According to my blackboard there are ten school days left this year. That's not counting today, but it does count Records Day, the day where all the teachers come in and just stay long enough to pack up their rooms and tie up their loose ends. Most teachers leave by noon to get lunch and a drink, but since I get paid by the hour I plan to spend all day there.
The last two weeks of school are unique in my district because all the therapists - the OTs, the PTs, the social workers, the psychologists, and the SLPs like me - stop doing therapy and just concentrate on doing their paperwork. They figure we can get it all done in a timely manner that way. It's a nice theory, but it never works out. Everyone knows we have the last two weeks off, so they schedule meetings and workshops. In the last two weeks of school I have four IEP meetings, an evaluation to complete, a department committee meeting, a mandatory department picnic, and two solid days of district training. That doesn't leave much time to finish up my stuff, so I've been busting my ass to do as much as I can as soon as I can.

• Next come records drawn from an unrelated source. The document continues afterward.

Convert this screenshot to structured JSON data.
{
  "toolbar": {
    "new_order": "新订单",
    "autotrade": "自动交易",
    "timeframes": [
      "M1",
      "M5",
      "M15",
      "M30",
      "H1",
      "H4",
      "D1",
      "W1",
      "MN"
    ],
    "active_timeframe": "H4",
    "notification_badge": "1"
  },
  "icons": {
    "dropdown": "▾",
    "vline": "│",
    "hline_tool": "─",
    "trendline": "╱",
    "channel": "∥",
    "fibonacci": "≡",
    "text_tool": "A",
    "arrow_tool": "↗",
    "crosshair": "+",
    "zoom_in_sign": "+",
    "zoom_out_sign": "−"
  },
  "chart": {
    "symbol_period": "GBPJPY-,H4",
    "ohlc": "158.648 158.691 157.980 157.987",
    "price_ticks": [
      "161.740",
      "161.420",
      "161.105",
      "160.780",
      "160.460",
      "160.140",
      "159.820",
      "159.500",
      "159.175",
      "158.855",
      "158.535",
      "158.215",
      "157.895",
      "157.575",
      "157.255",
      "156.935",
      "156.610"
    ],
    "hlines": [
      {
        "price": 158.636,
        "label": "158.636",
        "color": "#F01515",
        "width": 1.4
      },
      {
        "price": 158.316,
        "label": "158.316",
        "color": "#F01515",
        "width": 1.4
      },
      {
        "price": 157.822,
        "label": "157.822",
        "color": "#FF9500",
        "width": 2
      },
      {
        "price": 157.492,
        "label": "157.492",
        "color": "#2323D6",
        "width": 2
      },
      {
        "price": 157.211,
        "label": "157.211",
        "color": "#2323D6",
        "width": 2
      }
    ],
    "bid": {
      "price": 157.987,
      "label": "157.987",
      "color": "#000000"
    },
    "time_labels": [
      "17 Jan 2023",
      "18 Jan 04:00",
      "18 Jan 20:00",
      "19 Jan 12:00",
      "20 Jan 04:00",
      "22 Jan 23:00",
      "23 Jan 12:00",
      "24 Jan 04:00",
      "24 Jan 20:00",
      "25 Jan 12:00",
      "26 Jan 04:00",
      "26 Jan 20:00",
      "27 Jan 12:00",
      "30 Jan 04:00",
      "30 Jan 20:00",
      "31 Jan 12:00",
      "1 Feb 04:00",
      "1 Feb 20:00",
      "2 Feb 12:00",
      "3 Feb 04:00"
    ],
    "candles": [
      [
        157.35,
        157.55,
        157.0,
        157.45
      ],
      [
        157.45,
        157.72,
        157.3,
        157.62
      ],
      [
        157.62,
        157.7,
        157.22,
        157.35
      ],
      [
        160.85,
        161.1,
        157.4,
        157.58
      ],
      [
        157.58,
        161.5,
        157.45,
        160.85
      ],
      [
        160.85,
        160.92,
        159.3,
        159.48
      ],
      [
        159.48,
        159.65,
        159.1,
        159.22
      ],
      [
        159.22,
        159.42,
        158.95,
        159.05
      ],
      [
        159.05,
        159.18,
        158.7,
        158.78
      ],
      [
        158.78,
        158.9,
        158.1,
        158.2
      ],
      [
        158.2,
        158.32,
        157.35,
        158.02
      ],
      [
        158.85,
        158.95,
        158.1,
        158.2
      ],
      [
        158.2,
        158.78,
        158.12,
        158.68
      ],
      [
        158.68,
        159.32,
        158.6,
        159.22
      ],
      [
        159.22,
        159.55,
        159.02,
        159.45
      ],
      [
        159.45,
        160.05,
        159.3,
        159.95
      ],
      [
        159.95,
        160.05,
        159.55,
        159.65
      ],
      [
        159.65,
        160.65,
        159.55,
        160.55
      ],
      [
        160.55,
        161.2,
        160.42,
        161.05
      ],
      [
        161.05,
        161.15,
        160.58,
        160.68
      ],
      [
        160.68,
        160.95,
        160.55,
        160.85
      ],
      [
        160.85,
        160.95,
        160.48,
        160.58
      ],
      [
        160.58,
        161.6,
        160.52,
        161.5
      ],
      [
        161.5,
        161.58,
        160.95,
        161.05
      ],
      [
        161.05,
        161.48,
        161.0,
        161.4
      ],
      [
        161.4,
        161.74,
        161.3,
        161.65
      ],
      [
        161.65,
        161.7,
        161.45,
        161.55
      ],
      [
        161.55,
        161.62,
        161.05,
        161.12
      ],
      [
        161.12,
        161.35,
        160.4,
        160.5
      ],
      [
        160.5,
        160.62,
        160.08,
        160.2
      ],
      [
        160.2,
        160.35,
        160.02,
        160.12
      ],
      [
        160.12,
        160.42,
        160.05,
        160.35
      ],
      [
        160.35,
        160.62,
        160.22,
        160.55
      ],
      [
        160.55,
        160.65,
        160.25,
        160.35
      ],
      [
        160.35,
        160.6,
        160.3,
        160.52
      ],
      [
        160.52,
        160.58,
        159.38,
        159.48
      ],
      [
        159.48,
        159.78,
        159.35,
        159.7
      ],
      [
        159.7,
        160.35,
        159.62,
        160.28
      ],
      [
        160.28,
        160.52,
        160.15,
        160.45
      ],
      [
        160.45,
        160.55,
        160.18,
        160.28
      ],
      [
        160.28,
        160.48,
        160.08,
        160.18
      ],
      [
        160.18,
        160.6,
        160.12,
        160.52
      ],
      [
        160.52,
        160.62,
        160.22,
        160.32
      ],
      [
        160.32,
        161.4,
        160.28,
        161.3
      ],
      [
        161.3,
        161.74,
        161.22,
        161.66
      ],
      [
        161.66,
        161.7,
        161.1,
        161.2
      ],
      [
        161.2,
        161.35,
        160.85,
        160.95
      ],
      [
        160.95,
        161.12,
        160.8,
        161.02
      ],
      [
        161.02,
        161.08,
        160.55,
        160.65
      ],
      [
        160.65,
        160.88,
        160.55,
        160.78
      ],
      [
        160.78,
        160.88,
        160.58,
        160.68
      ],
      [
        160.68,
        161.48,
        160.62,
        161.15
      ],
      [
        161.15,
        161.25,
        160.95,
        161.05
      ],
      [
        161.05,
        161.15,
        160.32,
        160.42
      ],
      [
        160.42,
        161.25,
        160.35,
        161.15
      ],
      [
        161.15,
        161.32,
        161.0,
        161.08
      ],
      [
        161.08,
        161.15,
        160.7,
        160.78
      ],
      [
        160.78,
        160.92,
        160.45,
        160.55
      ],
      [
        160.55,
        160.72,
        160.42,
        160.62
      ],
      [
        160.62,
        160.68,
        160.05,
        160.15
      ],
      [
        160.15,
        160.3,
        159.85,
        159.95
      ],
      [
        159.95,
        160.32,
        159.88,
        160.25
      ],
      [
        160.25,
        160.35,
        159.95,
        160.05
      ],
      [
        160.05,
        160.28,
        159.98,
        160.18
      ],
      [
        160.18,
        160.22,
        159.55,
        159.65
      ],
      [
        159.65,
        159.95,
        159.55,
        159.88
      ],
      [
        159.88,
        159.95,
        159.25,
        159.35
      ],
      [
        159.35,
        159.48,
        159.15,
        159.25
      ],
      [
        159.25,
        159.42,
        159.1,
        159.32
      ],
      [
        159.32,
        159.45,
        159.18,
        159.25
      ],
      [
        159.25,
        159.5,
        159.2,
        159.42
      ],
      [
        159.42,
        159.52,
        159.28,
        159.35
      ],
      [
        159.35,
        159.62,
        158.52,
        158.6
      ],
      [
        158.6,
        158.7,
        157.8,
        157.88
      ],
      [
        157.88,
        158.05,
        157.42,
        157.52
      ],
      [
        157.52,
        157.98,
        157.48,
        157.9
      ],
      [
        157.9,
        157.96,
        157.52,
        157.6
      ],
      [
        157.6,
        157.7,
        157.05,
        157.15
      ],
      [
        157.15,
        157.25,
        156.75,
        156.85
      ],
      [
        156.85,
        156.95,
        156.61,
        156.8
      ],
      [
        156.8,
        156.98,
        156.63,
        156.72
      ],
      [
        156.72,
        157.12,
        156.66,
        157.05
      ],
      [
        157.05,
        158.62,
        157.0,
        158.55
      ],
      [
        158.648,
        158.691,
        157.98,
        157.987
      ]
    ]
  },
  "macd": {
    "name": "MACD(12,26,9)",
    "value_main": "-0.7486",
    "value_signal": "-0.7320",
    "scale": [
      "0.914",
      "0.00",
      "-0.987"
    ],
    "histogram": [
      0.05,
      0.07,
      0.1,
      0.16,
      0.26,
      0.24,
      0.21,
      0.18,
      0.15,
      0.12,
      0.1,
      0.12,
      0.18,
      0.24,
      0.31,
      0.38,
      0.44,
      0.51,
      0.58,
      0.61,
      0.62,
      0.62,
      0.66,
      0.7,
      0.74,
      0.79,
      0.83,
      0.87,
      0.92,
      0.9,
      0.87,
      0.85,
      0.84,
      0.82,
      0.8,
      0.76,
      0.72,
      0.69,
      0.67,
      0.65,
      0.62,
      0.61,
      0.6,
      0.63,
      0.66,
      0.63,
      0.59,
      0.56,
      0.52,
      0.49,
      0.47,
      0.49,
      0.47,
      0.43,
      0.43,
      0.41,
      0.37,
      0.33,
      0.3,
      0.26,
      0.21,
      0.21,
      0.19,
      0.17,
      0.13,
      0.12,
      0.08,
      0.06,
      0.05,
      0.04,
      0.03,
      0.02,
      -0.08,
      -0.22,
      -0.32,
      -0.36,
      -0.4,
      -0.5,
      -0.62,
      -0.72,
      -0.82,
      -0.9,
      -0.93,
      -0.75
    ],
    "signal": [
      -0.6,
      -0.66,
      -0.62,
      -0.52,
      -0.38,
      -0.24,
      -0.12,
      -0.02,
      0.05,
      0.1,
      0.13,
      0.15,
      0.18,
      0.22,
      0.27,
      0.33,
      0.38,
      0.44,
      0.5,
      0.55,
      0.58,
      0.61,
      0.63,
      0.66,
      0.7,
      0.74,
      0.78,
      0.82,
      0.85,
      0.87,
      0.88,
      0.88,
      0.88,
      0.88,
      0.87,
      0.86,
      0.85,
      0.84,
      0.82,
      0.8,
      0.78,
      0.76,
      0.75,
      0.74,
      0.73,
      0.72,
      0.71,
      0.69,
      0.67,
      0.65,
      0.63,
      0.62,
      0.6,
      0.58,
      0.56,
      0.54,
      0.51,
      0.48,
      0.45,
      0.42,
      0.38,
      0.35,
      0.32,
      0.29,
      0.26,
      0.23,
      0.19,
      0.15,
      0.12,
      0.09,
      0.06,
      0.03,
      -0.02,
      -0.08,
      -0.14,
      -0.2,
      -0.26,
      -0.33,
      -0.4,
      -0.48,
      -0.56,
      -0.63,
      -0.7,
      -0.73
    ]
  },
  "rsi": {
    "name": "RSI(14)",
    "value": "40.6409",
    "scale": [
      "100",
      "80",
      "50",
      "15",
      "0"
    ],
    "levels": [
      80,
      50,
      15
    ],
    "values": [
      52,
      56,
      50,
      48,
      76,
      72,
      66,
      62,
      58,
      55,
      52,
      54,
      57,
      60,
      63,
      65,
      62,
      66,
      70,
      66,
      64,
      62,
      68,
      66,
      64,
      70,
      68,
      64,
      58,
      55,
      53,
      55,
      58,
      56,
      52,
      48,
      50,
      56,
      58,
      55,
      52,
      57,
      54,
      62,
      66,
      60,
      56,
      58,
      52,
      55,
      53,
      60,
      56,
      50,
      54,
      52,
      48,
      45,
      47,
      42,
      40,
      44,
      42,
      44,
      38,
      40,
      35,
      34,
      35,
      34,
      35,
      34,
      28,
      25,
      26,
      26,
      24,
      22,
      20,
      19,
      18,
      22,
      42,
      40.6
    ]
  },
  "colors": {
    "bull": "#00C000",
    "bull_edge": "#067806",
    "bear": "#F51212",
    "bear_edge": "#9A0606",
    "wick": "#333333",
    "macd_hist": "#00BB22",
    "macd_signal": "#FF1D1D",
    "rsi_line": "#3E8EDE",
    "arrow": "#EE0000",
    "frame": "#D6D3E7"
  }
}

Unfortunately there are things I can't complete until closer to the end of the year. For example, I have to wait until after graduation before I can finalize my caseload numbers for next year and send all of my seniors' folders to the district building to be filed. After all, if one of them fails a class and doesn't graduate (it happens!) I'd hate to go back and track down their paperwork and re-submit my new caseload numbers.
So portions of my day are spent staring at my to-do list, reviewing each item and growing increasingly anxious when I realize that I can't do it that second. I know that I'm going to have to scramble at the end of the year to get it all done, but I also know there's very little I can do about it.
So I just sit, and wait, and try not to freak out too much. On one hand, I can't wait for the school year to be over. On the other hand, I'm not sure how I'm going to survive trying to finish it all.